In the last four years, central banks have added an average of 1000 tons of gold, which is double of the 500 ton average recorded in the preceding decade.
As many as 89% of the respondents in the survey believe that global central bank gold reserves will increase over the next 12 months. A record 45% of respondents expect their own gold reserves will also increase in this period.
The survey was conducted between 5 February and 19 May 2026, with a total of 76 eligible respondents from global central banks.
WGC said that respondents were "less sanguine" on the US dollar.
As per IMF data, US dollar's dominant global reserve currency status has been declining gradually. Respondents said they expect this trend to continue.
As many as 74% of the respondents believe the share of US dollar in global reserves to be lower five years from now.
"The majority of respondents (74%) see moderate or significantly lower US dollar holdings within global reserves over the next five years. Respondents also believe that the share of other currencies, such as the euro and renminbi will remain unchanged over the same period, while gold holdings will increase," WGC said.

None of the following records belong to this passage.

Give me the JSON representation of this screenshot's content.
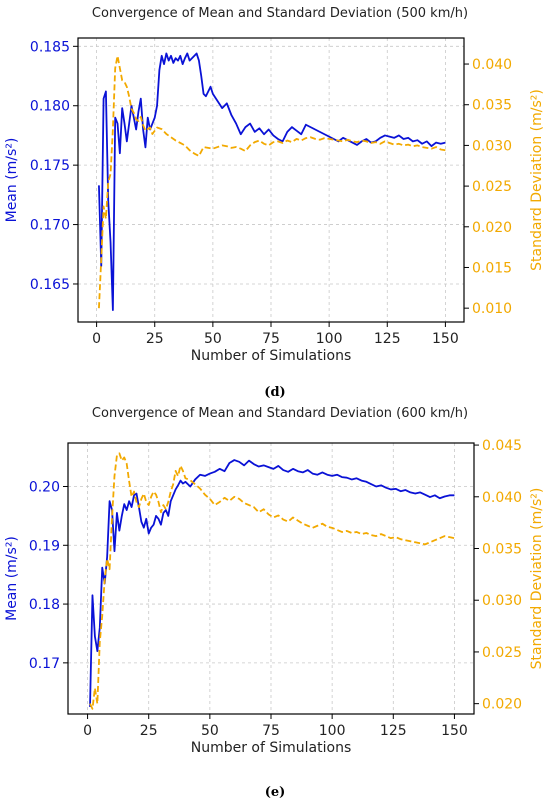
{
  "figure": {
    "colors": {
      "mean": "#0a12d6",
      "std": "#f2a900"
    },
    "chart_data": [
      {
        "type": "line",
        "title": "Convergence of Mean and Standard Deviation (500 km/h)",
        "caption": "(d)",
        "xlabel": "Number of Simulations",
        "ylabel_left": "Mean (m/s²)",
        "ylabel_right": "Standard Deviation (m/s²)",
        "xlim": [
          -8,
          158
        ],
        "ylim_left": [
          0.1618,
          0.1857
        ],
        "ylim_right": [
          0.0083,
          0.0432
        ],
        "xticks": [
          0,
          25,
          50,
          75,
          100,
          125,
          150
        ],
        "yticks_left": [
          0.165,
          0.17,
          0.175,
          0.18,
          0.185
        ],
        "yticks_left_labels": [
          "0.165",
          "0.170",
          "0.175",
          "0.180",
          "0.185"
        ],
        "yticks_right": [
          0.01,
          0.015,
          0.02,
          0.025,
          0.03,
          0.035,
          0.04
        ],
        "yticks_right_labels": [
          "0.010",
          "0.015",
          "0.020",
          "0.025",
          "0.030",
          "0.035",
          "0.040"
        ],
        "grid": true,
        "series": [
          {
            "axis": "left",
            "style": "solid",
            "x": [
              1,
              2,
              3,
              4,
              5,
              6,
              7,
              8,
              9,
              10,
              11,
              12,
              13,
              14,
              15,
              16,
              17,
              18,
              19,
              20,
              21,
              22,
              23,
              24,
              25,
              26,
              27,
              28,
              29,
              30,
              31,
              32,
              33,
              34,
              35,
              36,
              37,
              38,
              39,
              40,
              41,
              42,
              43,
              44,
              45,
              46,
              47,
              48,
              49,
              50,
              52,
              54,
              56,
              58,
              60,
              62,
              64,
              66,
              68,
              70,
              72,
              74,
              76,
              78,
              80,
              82,
              84,
              86,
              88,
              90,
              92,
              94,
              96,
              98,
              100,
              102,
              104,
              106,
              108,
              110,
              112,
              114,
              116,
              118,
              120,
              122,
              124,
              126,
              128,
              130,
              132,
              134,
              136,
              138,
              140,
              142,
              144,
              146,
              148,
              150
            ],
            "values": [
              0.1733,
              0.1665,
              0.1806,
              0.1812,
              0.172,
              0.1685,
              0.1628,
              0.179,
              0.1785,
              0.176,
              0.1798,
              0.1785,
              0.177,
              0.1785,
              0.18,
              0.179,
              0.178,
              0.1795,
              0.1806,
              0.178,
              0.1765,
              0.179,
              0.178,
              0.1785,
              0.179,
              0.18,
              0.183,
              0.1842,
              0.1835,
              0.1844,
              0.1838,
              0.1842,
              0.1836,
              0.184,
              0.1838,
              0.1842,
              0.1835,
              0.184,
              0.1844,
              0.1838,
              0.184,
              0.1842,
              0.1844,
              0.1838,
              0.1825,
              0.181,
              0.1808,
              0.1812,
              0.1816,
              0.181,
              0.1804,
              0.1798,
              0.1802,
              0.1792,
              0.1785,
              0.1776,
              0.1782,
              0.1785,
              0.1778,
              0.1781,
              0.1776,
              0.178,
              0.1775,
              0.1772,
              0.177,
              0.1778,
              0.1782,
              0.1779,
              0.1776,
              0.1784,
              0.1782,
              0.178,
              0.1778,
              0.1776,
              0.1774,
              0.1772,
              0.177,
              0.1773,
              0.1771,
              0.1769,
              0.1767,
              0.177,
              0.1772,
              0.1769,
              0.177,
              0.1773,
              0.1775,
              0.1774,
              0.1773,
              0.1775,
              0.1772,
              0.1773,
              0.177,
              0.1771,
              0.1768,
              0.177,
              0.1766,
              0.1769,
              0.1768,
              0.1769
            ]
          },
          {
            "axis": "right",
            "style": "dashed",
            "x": [
              1,
              2,
              3,
              4,
              5,
              6,
              7,
              8,
              9,
              10,
              11,
              12,
              13,
              14,
              15,
              16,
              17,
              18,
              19,
              20,
              21,
              22,
              23,
              24,
              25,
              26,
              28,
              30,
              32,
              34,
              36,
              38,
              40,
              42,
              44,
              46,
              48,
              50,
              52,
              54,
              56,
              58,
              60,
              62,
              64,
              66,
              68,
              70,
              72,
              74,
              76,
              78,
              80,
              82,
              84,
              86,
              88,
              90,
              92,
              94,
              96,
              98,
              100,
              102,
              104,
              106,
              108,
              110,
              112,
              114,
              116,
              118,
              120,
              122,
              124,
              126,
              128,
              130,
              132,
              134,
              136,
              138,
              140,
              142,
              144,
              146,
              148,
              150
            ],
            "values": [
              0.01,
              0.016,
              0.0225,
              0.021,
              0.0255,
              0.0265,
              0.032,
              0.0395,
              0.041,
              0.0395,
              0.038,
              0.0378,
              0.0372,
              0.036,
              0.0345,
              0.034,
              0.0332,
              0.033,
              0.0335,
              0.0325,
              0.0318,
              0.032,
              0.0322,
              0.0314,
              0.0318,
              0.0322,
              0.032,
              0.0314,
              0.031,
              0.0306,
              0.0303,
              0.03,
              0.0294,
              0.029,
              0.0287,
              0.0298,
              0.0297,
              0.0296,
              0.0298,
              0.03,
              0.0299,
              0.0297,
              0.0298,
              0.0296,
              0.0293,
              0.03,
              0.0304,
              0.0306,
              0.0302,
              0.03,
              0.0304,
              0.0305,
              0.0303,
              0.0306,
              0.0304,
              0.0308,
              0.0306,
              0.0309,
              0.031,
              0.0308,
              0.0307,
              0.0309,
              0.0308,
              0.0307,
              0.0306,
              0.0305,
              0.0307,
              0.0305,
              0.0304,
              0.0306,
              0.0305,
              0.0303,
              0.0304,
              0.0302,
              0.0305,
              0.0303,
              0.0301,
              0.0302,
              0.03,
              0.0301,
              0.0299,
              0.03,
              0.0298,
              0.0297,
              0.0296,
              0.0298,
              0.0295,
              0.0294
            ]
          }
        ]
      },
      {
        "type": "line",
        "title": "Convergence of Mean and Standard Deviation (600 km/h)",
        "caption": "(e)",
        "xlabel": "Number of Simulations",
        "ylabel_left": "Mean (m/s²)",
        "ylabel_right": "Standard Deviation (m/s²)",
        "xlim": [
          -8,
          158
        ],
        "ylim_left": [
          0.1613,
          0.2074
        ],
        "ylim_right": [
          0.019,
          0.0452
        ],
        "xticks": [
          0,
          25,
          50,
          75,
          100,
          125,
          150
        ],
        "yticks_left": [
          0.17,
          0.18,
          0.19,
          0.2
        ],
        "yticks_left_labels": [
          "0.17",
          "0.18",
          "0.19",
          "0.20"
        ],
        "yticks_right": [
          0.02,
          0.025,
          0.03,
          0.035,
          0.04,
          0.045
        ],
        "yticks_right_labels": [
          "0.020",
          "0.025",
          "0.030",
          "0.035",
          "0.040",
          "0.045"
        ],
        "grid": true,
        "series": [
          {
            "axis": "left",
            "style": "solid",
            "x": [
              1,
              2,
              3,
              4,
              5,
              6,
              7,
              8,
              9,
              10,
              11,
              12,
              13,
              14,
              15,
              16,
              17,
              18,
              19,
              20,
              21,
              22,
              23,
              24,
              25,
              26,
              27,
              28,
              29,
              30,
              31,
              32,
              33,
              34,
              35,
              36,
              37,
              38,
              39,
              40,
              42,
              44,
              46,
              48,
              50,
              52,
              54,
              56,
              58,
              60,
              62,
              64,
              66,
              68,
              70,
              72,
              74,
              76,
              78,
              80,
              82,
              84,
              86,
              88,
              90,
              92,
              94,
              96,
              98,
              100,
              102,
              104,
              106,
              108,
              110,
              112,
              114,
              116,
              118,
              120,
              122,
              124,
              126,
              128,
              130,
              132,
              134,
              136,
              138,
              140,
              142,
              144,
              146,
              148,
              150
            ],
            "values": [
              0.1625,
              0.1815,
              0.1745,
              0.172,
              0.176,
              0.1862,
              0.1835,
              0.188,
              0.1975,
              0.196,
              0.189,
              0.1955,
              0.1925,
              0.195,
              0.197,
              0.196,
              0.1975,
              0.1965,
              0.1985,
              0.1988,
              0.1965,
              0.194,
              0.193,
              0.1945,
              0.192,
              0.193,
              0.1935,
              0.195,
              0.1945,
              0.1935,
              0.1955,
              0.196,
              0.195,
              0.1975,
              0.1985,
              0.1995,
              0.2002,
              0.201,
              0.2005,
              0.2008,
              0.2,
              0.2012,
              0.202,
              0.2018,
              0.2022,
              0.2025,
              0.203,
              0.2026,
              0.204,
              0.2045,
              0.2042,
              0.2036,
              0.2044,
              0.2038,
              0.2034,
              0.2036,
              0.2033,
              0.203,
              0.2035,
              0.2028,
              0.2025,
              0.203,
              0.2026,
              0.2024,
              0.2028,
              0.2022,
              0.202,
              0.2024,
              0.202,
              0.2018,
              0.202,
              0.2016,
              0.2015,
              0.2012,
              0.2014,
              0.201,
              0.2008,
              0.2004,
              0.2,
              0.2002,
              0.1998,
              0.1995,
              0.1996,
              0.1992,
              0.1994,
              0.199,
              0.1988,
              0.199,
              0.1986,
              0.1982,
              0.1985,
              0.198,
              0.1983,
              0.1985,
              0.1985
            ]
          },
          {
            "axis": "right",
            "style": "dashed",
            "x": [
              1,
              2,
              3,
              4,
              5,
              6,
              7,
              8,
              9,
              10,
              11,
              12,
              13,
              14,
              15,
              16,
              17,
              18,
              19,
              20,
              21,
              22,
              23,
              24,
              25,
              26,
              27,
              28,
              29,
              30,
              31,
              32,
              33,
              34,
              35,
              36,
              37,
              38,
              39,
              40,
              42,
              44,
              46,
              48,
              50,
              52,
              54,
              56,
              58,
              60,
              62,
              64,
              66,
              68,
              70,
              72,
              74,
              76,
              78,
              80,
              82,
              84,
              86,
              88,
              90,
              92,
              94,
              96,
              98,
              100,
              102,
              104,
              106,
              108,
              110,
              112,
              114,
              116,
              118,
              120,
              122,
              124,
              126,
              128,
              130,
              132,
              134,
              136,
              138,
              140,
              142,
              144,
              146,
              148,
              150
            ],
            "values": [
              0.02,
              0.0195,
              0.0215,
              0.02,
              0.026,
              0.0285,
              0.032,
              0.034,
              0.033,
              0.038,
              0.042,
              0.044,
              0.0442,
              0.0435,
              0.0438,
              0.0432,
              0.0415,
              0.04,
              0.0405,
              0.0395,
              0.039,
              0.0398,
              0.0403,
              0.0395,
              0.0392,
              0.04,
              0.0405,
              0.0402,
              0.0395,
              0.0385,
              0.0392,
              0.0388,
              0.0395,
              0.0405,
              0.0412,
              0.0425,
              0.042,
              0.043,
              0.0425,
              0.0418,
              0.0416,
              0.0412,
              0.0408,
              0.0402,
              0.0398,
              0.0392,
              0.0395,
              0.0399,
              0.0396,
              0.04,
              0.0398,
              0.0394,
              0.0392,
              0.039,
              0.0385,
              0.0388,
              0.0383,
              0.038,
              0.0382,
              0.0378,
              0.0376,
              0.038,
              0.0377,
              0.0374,
              0.0372,
              0.037,
              0.0372,
              0.0374,
              0.0371,
              0.037,
              0.0368,
              0.0366,
              0.0367,
              0.0365,
              0.0366,
              0.0364,
              0.0365,
              0.0363,
              0.0362,
              0.0364,
              0.0362,
              0.036,
              0.0361,
              0.0359,
              0.0358,
              0.0357,
              0.0356,
              0.0355,
              0.0354,
              0.0356,
              0.0358,
              0.036,
              0.0362,
              0.0361,
              0.036
            ]
          }
        ]
      }
    ]
  }
}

As per the survey, the following are the "most relevant reasons" driving gold buying for reserve management decisions by central banks:
Interest rates
Geopolitical instability
Inflation concerns
Potential trade conflicts
Fiscal sustainability
"Respondents were asked which topics were relevant to their reserve management decisions; 92% indicated “interest rate levels” – on a par with last year’s survey. Other factors that respondents considered relevant include “geopolitical instability” and “inflation concerns”. “Geopolitical instability” has moved ahead of “inflation concerns” in this year’s survey likely on the back of the war in Iran," WGC said.
The following are the "most relevant reasons" for holding gold by central banks:
Performance in times of crisis
Long-term store of value
Effective portfolio diversifier
Diversification policy
Geopolitical risk hedge
"When asked about relevant factors in their decision to hold gold, 90% of respondents indicated that gold’s performance during times of crisis is highly or somewhat relevant to their organisation, a record high for this factor. 84% of respondent indicated that gold’s role as a store of value was a relevant factor while 83% pointed to gold’s attribute as a portfolio diversifier. These responses reinforce gold’s appeal as a strategic reserve asset," WGC said.